RUBY-3 is an open-label, multiple ascending dose, phase 1b/2a study of povetacicept 80 or 240 mg administered subcutaneously once every 4 weeks. Eligible participants are aged ≥18 years with biopsy-confirmed IgAN, LN, or pMN and on maximally tolerated ACE inhibitor/ARB therapy, with well-controlled blood pressure, and disease-specific immunosuppressive therapy where applicable. The primary objective is safety; secondary objectives include pharmacokinetics, pharmacodynamics, immunogenicity, biomarkers, and efficacy.
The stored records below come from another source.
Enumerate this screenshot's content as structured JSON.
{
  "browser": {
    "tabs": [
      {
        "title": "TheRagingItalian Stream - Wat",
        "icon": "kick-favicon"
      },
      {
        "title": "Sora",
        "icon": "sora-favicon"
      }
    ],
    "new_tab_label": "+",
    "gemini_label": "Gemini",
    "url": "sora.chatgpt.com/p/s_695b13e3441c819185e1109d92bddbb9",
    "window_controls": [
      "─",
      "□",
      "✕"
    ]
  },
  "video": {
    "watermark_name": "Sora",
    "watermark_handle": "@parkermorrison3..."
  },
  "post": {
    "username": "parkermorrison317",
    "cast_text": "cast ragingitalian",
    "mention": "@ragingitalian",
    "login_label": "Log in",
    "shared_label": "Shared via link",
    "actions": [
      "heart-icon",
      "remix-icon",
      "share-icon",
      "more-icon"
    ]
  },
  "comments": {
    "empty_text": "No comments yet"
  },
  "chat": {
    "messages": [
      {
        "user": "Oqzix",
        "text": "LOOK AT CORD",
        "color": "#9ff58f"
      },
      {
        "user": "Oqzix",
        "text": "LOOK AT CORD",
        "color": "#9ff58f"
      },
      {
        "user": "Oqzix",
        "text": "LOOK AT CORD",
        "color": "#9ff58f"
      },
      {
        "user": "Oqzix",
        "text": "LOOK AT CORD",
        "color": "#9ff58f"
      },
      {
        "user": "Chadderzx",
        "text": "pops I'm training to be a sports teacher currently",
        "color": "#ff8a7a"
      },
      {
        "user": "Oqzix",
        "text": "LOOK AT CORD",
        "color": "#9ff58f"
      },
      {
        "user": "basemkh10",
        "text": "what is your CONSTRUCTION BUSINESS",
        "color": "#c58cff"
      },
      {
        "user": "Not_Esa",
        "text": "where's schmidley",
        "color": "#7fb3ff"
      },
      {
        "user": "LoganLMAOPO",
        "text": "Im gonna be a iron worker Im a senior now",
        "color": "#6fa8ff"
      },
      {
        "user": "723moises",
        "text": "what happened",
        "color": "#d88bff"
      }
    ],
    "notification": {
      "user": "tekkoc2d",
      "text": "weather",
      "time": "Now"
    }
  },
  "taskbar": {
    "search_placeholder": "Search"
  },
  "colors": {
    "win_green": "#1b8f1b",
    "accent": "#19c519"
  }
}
As of 1 Dec 2023, 12 participants with IgAN have enrolled and received povetacicept 80 mg, with 7 (58%) having received ≥24 weeks of treatment. Povetacicept has been well tolerated, with the majority of treatment-emergent adverse events being of low grade and none leading to treatment discontinuation or dose reduction/interruption. There have been no incidences of severe hypogammaglobulinemia (IgG <3 g/L) or severe infections. Povetacicept 80 mg was associated with a UPCR reduction of 52.6% at 24 weeks (n=7). Reductions in Gd-IgA1, stable renal function (based on estimated glomerular filtration rate), and pharmacodynamically expected decreases in immunoglobulin levels were also observed. 

Povetacicept is well tolerated with multiple dosing and continues to demonstrate very promising activity in IgAN, strongly supporting further study in IgAN as well as other glomerulonephritis and autoantibody-associated diseases.